Failed with v0.9.2 on 8x2080Ti 22GB
#2
by xydarcher - opened
it report thatWARNING 07-30 10:43:12 [config.py:440] MoE DP setup unable to determine quantization scheme or unsupported quantization type. This model will not run with DP enabled.
and
File "/root/.local/share/pipx/venvs/vllm-v0-9-2/lib/python3.10/site-packages/vllm/model_executor/models/qwen3_moe.py", line 113, in __init__
ERROR 07-30 10:43:13 [multiproc_worker_utils.py:239] self.experts = FusedMoE(num_experts=config.num_experts,
ERROR 07-30 10:43:13 [multiproc_worker_utils.py:239] File "/root/.local/share/pipx/venvs/vllm-v0-9-2/lib/python3.10/site-packages/vllm/model_executor/layers/fused_moe/layer.py", line 735, in __init__
ERROR 07-30 10:43:13 [multiproc_worker_utils.py:239] assert quant_method is not None
ERROR 07-30 10:43:13 [multiproc_worker_utils.py:239] AssertionError
Does anyone have run this correctly.
The GPTQ‑Marlin MoE module is only compatible with Compute Capability ≥ 8.0 (Ampere and newer). Compute 7.x devices (like RTX 2080 Ti) do not natively support the GPTQ‑Marlin mode.
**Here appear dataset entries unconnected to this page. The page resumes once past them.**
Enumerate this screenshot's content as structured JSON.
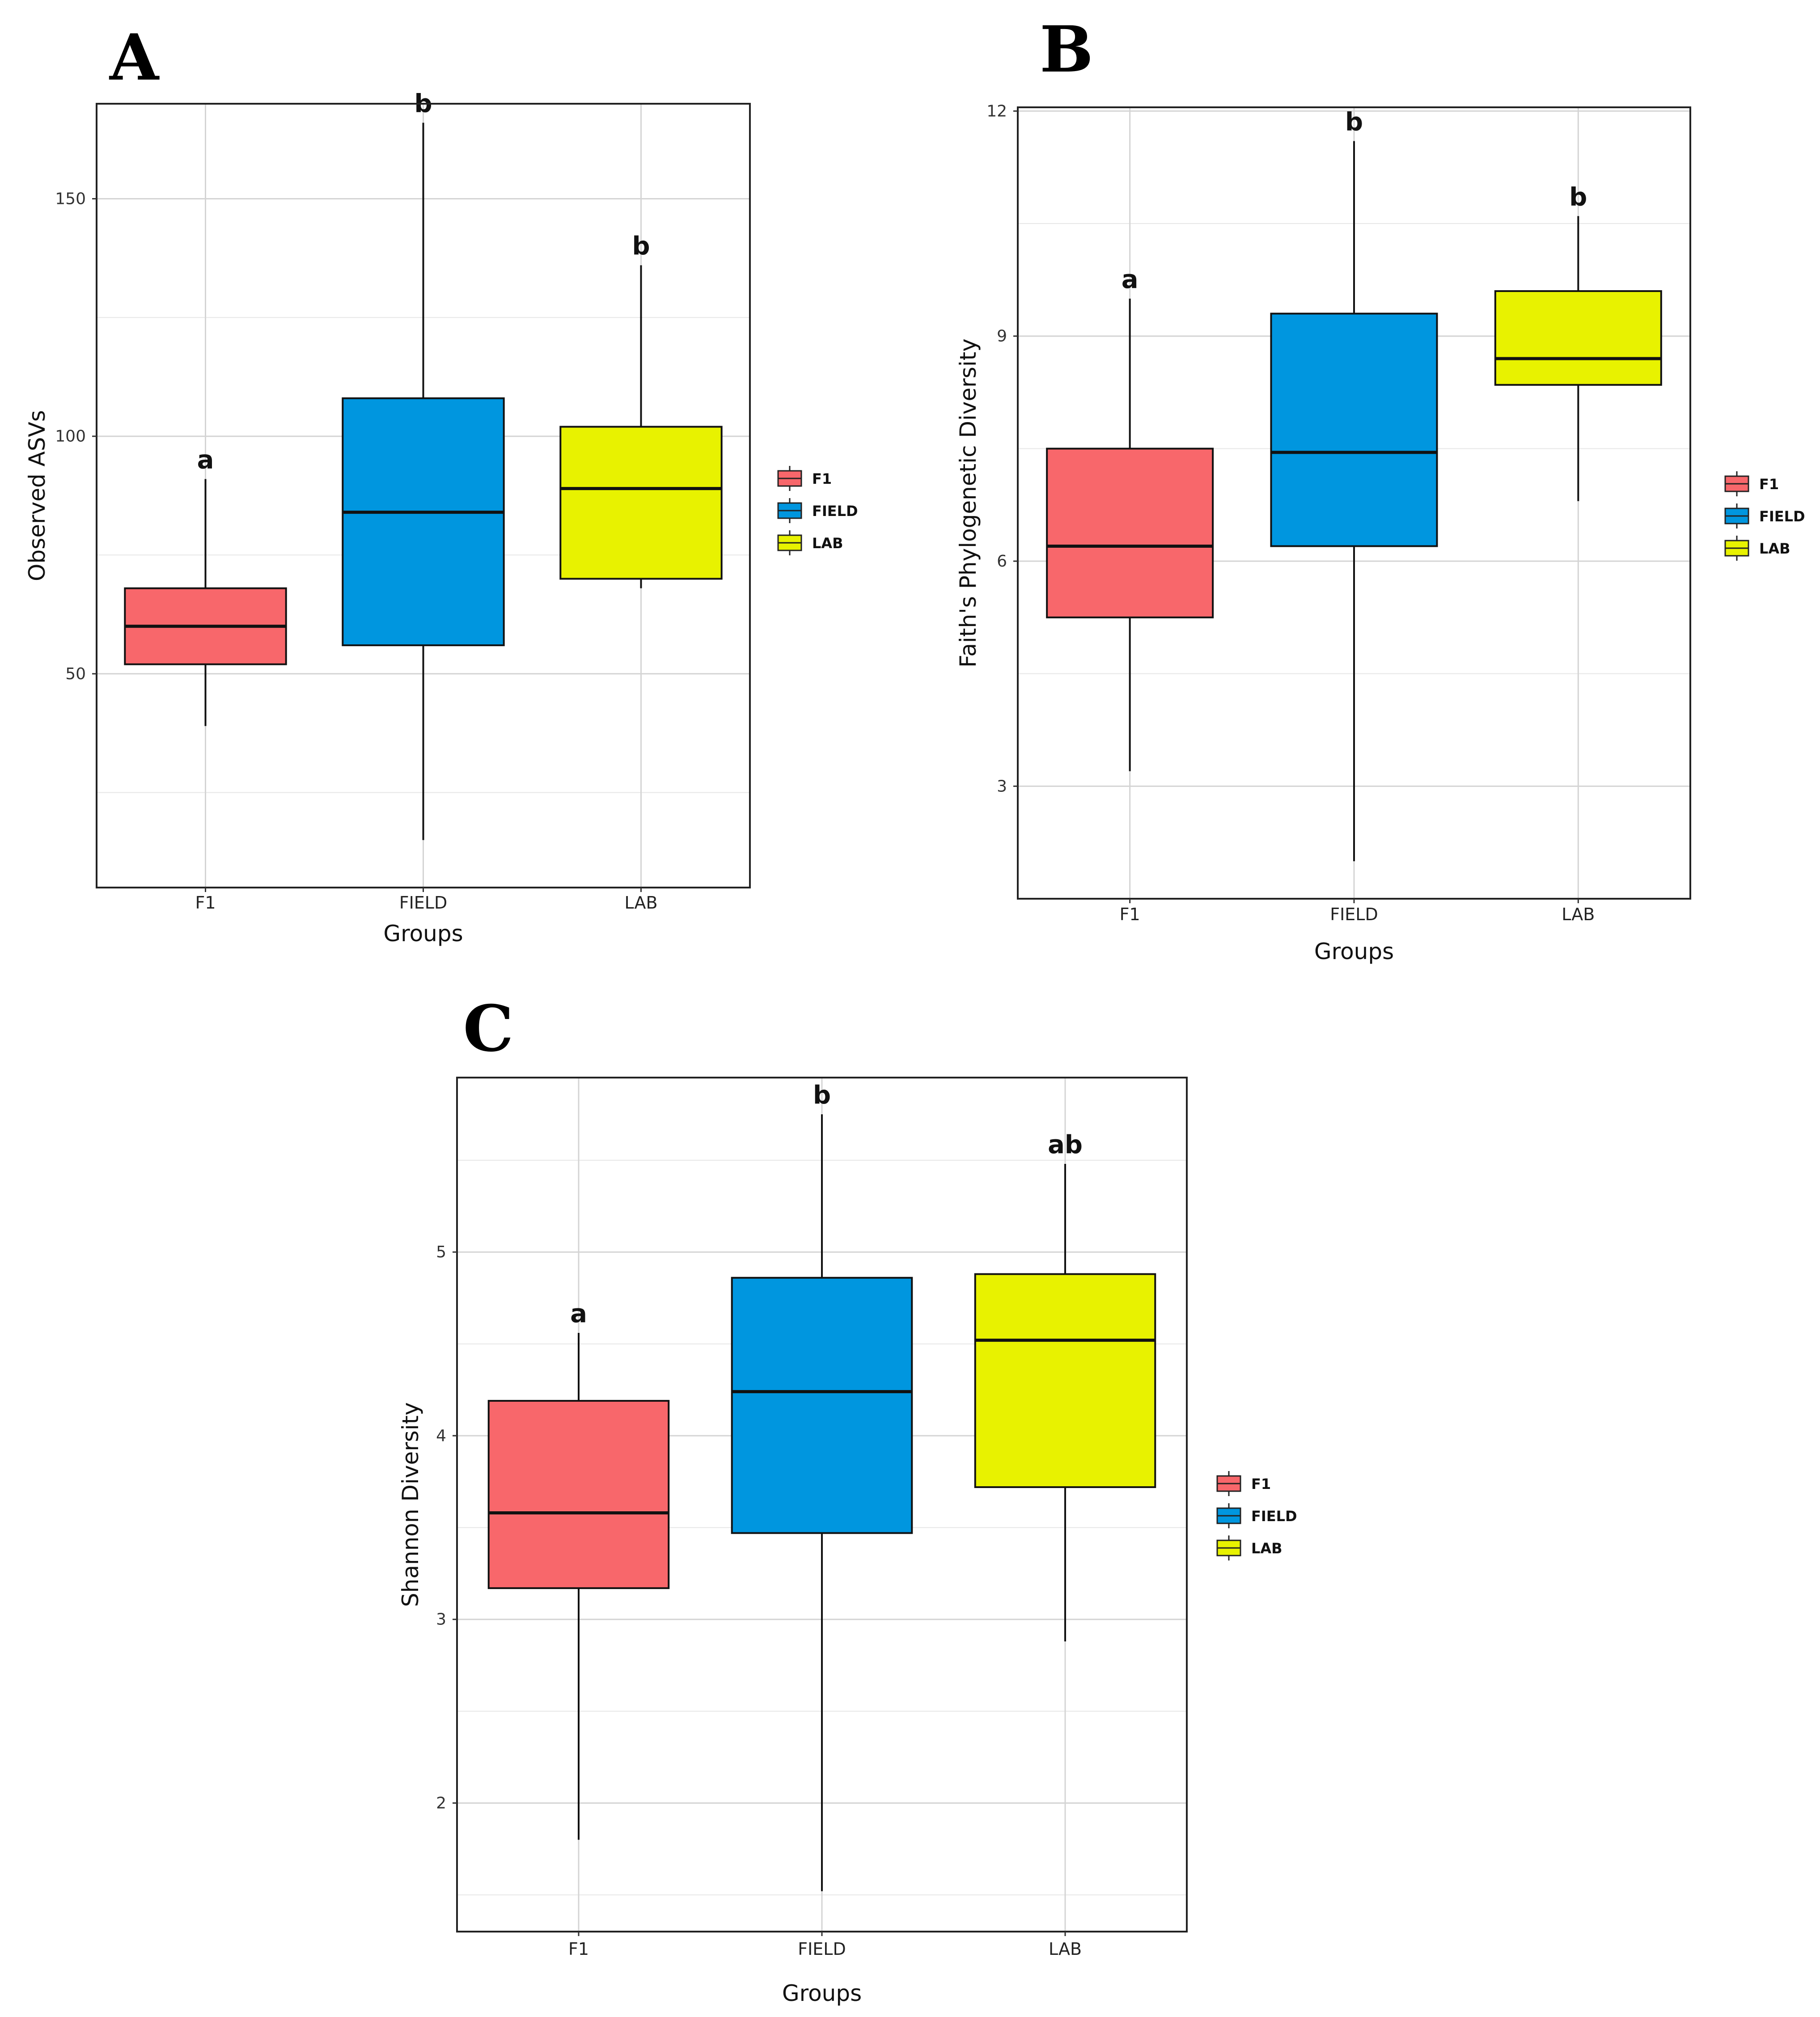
{
  "chart_data": [
    {
      "id": "A",
      "panel_label": "A",
      "type": "box",
      "xlabel": "Groups",
      "ylabel": "Observed ASVs",
      "categories": [
        "F1",
        "FIELD",
        "LAB"
      ],
      "ylim": [
        5,
        170
      ],
      "yticks": [
        50,
        100,
        150
      ],
      "yminor": [
        25,
        75,
        125
      ],
      "boxes": [
        {
          "group": "F1",
          "min": 39,
          "q1": 52,
          "median": 60,
          "q3": 68,
          "max": 91,
          "sig": "a"
        },
        {
          "group": "FIELD",
          "min": 15,
          "q1": 56,
          "median": 84,
          "q3": 108,
          "max": 166,
          "sig": "b"
        },
        {
          "group": "LAB",
          "min": 68,
          "q1": 70,
          "median": 89,
          "q3": 102,
          "max": 136,
          "sig": "b"
        }
      ],
      "legend": {
        "position": "right",
        "entries": [
          "F1",
          "FIELD",
          "LAB"
        ]
      }
    },
    {
      "id": "B",
      "panel_label": "B",
      "type": "box",
      "xlabel": "Groups",
      "ylabel": "Faith's Phylogenetic Diversity",
      "categories": [
        "F1",
        "FIELD",
        "LAB"
      ],
      "ylim": [
        1.5,
        12.05
      ],
      "yticks": [
        3,
        6,
        9,
        12
      ],
      "yminor": [
        4.5,
        7.5,
        10.5
      ],
      "boxes": [
        {
          "group": "F1",
          "min": 3.2,
          "q1": 5.25,
          "median": 6.2,
          "q3": 7.5,
          "max": 9.5,
          "sig": "a"
        },
        {
          "group": "FIELD",
          "min": 2.0,
          "q1": 6.2,
          "median": 7.45,
          "q3": 9.3,
          "max": 11.6,
          "sig": "b"
        },
        {
          "group": "LAB",
          "min": 6.8,
          "q1": 8.35,
          "median": 8.7,
          "q3": 9.6,
          "max": 10.6,
          "sig": "b"
        }
      ],
      "legend": {
        "position": "right",
        "entries": [
          "F1",
          "FIELD",
          "LAB"
        ]
      }
    },
    {
      "id": "C",
      "panel_label": "C",
      "type": "box",
      "xlabel": "Groups",
      "ylabel": "Shannon Diversity",
      "categories": [
        "F1",
        "FIELD",
        "LAB"
      ],
      "ylim": [
        1.3,
        5.95
      ],
      "yticks": [
        2,
        3,
        4,
        5
      ],
      "yminor": [
        1.5,
        2.5,
        3.5,
        4.5,
        5.5
      ],
      "boxes": [
        {
          "group": "F1",
          "min": 1.8,
          "q1": 3.17,
          "median": 3.58,
          "q3": 4.19,
          "max": 4.56,
          "sig": "a"
        },
        {
          "group": "FIELD",
          "min": 1.52,
          "q1": 3.47,
          "median": 4.24,
          "q3": 4.86,
          "max": 5.75,
          "sig": "b"
        },
        {
          "group": "LAB",
          "min": 2.88,
          "q1": 3.72,
          "median": 4.52,
          "q3": 4.88,
          "max": 5.48,
          "sig": "ab"
        }
      ],
      "legend": {
        "position": "right",
        "entries": [
          "F1",
          "FIELD",
          "LAB"
        ]
      }
    }
  ],
  "colors": {
    "F1": "#f8676b",
    "FIELD": "#0096df",
    "LAB": "#e8f200"
  }
}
The GPTQ‑Marlin MoE module is only compatible with Compute Capability ≥ 8.0 (Ampere and newer). Compute 7.x devices (like RTX 2080 Ti) do not natively support the GPTQ‑Marlin mode.
Is that possible to port this feature to gptq.py file? May be I could try with the help of LLM model.